Mentre la situazione in alcuni casi diventa tesa e richiama l’attenzione dell’opinione pubblica con le proteste di piazza, abbiamo ascoltato il Segretario Generale FIM CISL Roberto Benaglia. La sua esperienza sindacale inizia da giovanissimo con diversi incarichi territoriali e nazionali a partire dai primi anni ’80. Eletto Segretario Generale dal 13 luglio 2020, Benaglia si occupa da sempre di contrattazione, innovazione nel campo del mercato del lavoro, della formazione continua, delle politiche attive, del welfare contrattuale.

Mentre l’Italia, emergenza sanitaria permettendo, si concede delle vacanze, alcuni lavoratori dell’industria manifatturiera hanno avuto l’amara sorpresa del licenziamento.
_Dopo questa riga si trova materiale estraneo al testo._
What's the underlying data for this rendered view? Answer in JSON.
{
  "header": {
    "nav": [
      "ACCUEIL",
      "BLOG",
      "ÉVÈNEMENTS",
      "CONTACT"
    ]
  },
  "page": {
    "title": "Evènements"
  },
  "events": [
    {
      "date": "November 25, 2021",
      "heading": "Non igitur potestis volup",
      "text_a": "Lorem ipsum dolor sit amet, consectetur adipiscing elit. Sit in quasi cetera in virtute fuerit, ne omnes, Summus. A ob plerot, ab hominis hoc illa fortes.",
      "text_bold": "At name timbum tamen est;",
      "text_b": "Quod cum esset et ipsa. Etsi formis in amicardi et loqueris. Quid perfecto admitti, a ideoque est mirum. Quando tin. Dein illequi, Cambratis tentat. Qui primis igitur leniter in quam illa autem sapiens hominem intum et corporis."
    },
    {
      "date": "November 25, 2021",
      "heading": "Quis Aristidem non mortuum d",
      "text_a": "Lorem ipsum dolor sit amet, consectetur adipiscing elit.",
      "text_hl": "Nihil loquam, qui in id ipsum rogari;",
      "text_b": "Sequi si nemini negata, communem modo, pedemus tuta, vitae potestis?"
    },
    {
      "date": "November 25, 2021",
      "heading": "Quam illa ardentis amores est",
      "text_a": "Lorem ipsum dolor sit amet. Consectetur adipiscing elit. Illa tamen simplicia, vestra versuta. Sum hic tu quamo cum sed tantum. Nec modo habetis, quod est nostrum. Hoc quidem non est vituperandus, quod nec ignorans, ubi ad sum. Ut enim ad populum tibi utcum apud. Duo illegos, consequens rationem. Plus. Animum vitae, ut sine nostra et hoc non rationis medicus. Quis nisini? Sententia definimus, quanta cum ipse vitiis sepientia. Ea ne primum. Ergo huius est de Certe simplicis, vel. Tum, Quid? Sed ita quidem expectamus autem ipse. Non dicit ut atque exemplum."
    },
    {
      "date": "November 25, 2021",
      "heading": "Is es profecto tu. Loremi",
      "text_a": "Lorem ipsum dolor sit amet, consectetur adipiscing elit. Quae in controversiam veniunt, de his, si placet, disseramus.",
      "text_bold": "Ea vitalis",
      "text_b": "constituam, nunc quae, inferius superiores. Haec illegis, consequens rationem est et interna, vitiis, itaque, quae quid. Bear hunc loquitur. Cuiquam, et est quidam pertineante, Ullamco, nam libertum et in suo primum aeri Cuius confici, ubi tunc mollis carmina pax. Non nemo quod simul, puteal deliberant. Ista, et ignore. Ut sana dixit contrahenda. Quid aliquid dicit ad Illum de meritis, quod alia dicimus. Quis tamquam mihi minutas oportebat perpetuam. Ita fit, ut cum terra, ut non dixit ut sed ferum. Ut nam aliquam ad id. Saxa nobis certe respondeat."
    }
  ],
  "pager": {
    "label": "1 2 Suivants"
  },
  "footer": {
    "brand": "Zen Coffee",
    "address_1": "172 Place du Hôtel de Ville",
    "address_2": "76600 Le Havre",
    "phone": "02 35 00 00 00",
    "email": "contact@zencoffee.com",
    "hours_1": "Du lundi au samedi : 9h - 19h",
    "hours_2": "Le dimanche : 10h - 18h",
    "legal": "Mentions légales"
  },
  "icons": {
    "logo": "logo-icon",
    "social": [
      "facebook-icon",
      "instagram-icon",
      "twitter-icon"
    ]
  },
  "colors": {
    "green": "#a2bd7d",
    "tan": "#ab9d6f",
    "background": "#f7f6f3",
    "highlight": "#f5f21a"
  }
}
Lei cosa ne pensa?
Purtroppo siamo costretti ad affrontare una nuova emergenza occupazionale, che aggrava il fronte delle aziende in crisi. Nel nostro settore metalmeccanico abbiamo oltre 80 tavoli di crisi storiche aperti al MiSE: Whirlpool, ex-Embraco, Piombino, Jabil, ecc.. Questa è la cartina di tornasole che il MiSE sta fallendo la sua missione sulle rendustrializzazioni, che si somma ad uno sterile sistema di politiche occupazionale, visto che siamo forse l’unico paese in Europa che ha contemporaneamente una disoccupazione giovanile a due cifre e aziende che hanno difficoltà a trovare professionalità. In questi giorni, come se non bastasse, si sono aggiunti nuovi casi: la Giannetti Ruote, la Gkn Driveline e ultima in ordine di tempo la fabbrica di cuscinetti Timken di Brescia. Qui lo sblocco dei licenziamenti c’entra fino ad un certo punto. Sono tutte aziende della componentistica auto, alcune anche di proprietà di fondi finanziari e come sappiamo, il settore dell’automotive è epicentro della transizione ecologica e digitale. Un settore che non ha superato i contraccolpi della pandemia: oggi le immatricolazioni sono ancora al -25% sotto la fase pre-pandemica, gli impatti in termini sociali ed economici su tutto il settore e la filiera della componentistica senza politiche di sostegno rischiano di essere davvero pesanti. Parliamo di un settore che fa oltre 11% del Pil nazionale, non possiamo essere distratti, servono risorse e politiche di settore straordinarie se vogliamo evitare che il pacchetto “Fit for 55” si traduca per l’Italia in uno tsunami economico, industriale e sociale. Detto ciò, la nostra industria manifatturiera sta andando molto bene, i dati ci parlano di una ripresa consistente. Questa ripresa però va sostenuta, le risorse del Recovery Plan sono un’occasione storica per modernizzare il paese e dare una spinta alle nostre imprese, a patto però che si mettano le mani ai tanti lacci e laccioli che per anni hanno frenato il paese: sburocratizzazione, accesso al credito, investimenti in infrastrutture fisiche e digitali, tempi certi della giustizia e un nuovo sistema formativo che veda un diverso rapporto tra impresa e lavoro.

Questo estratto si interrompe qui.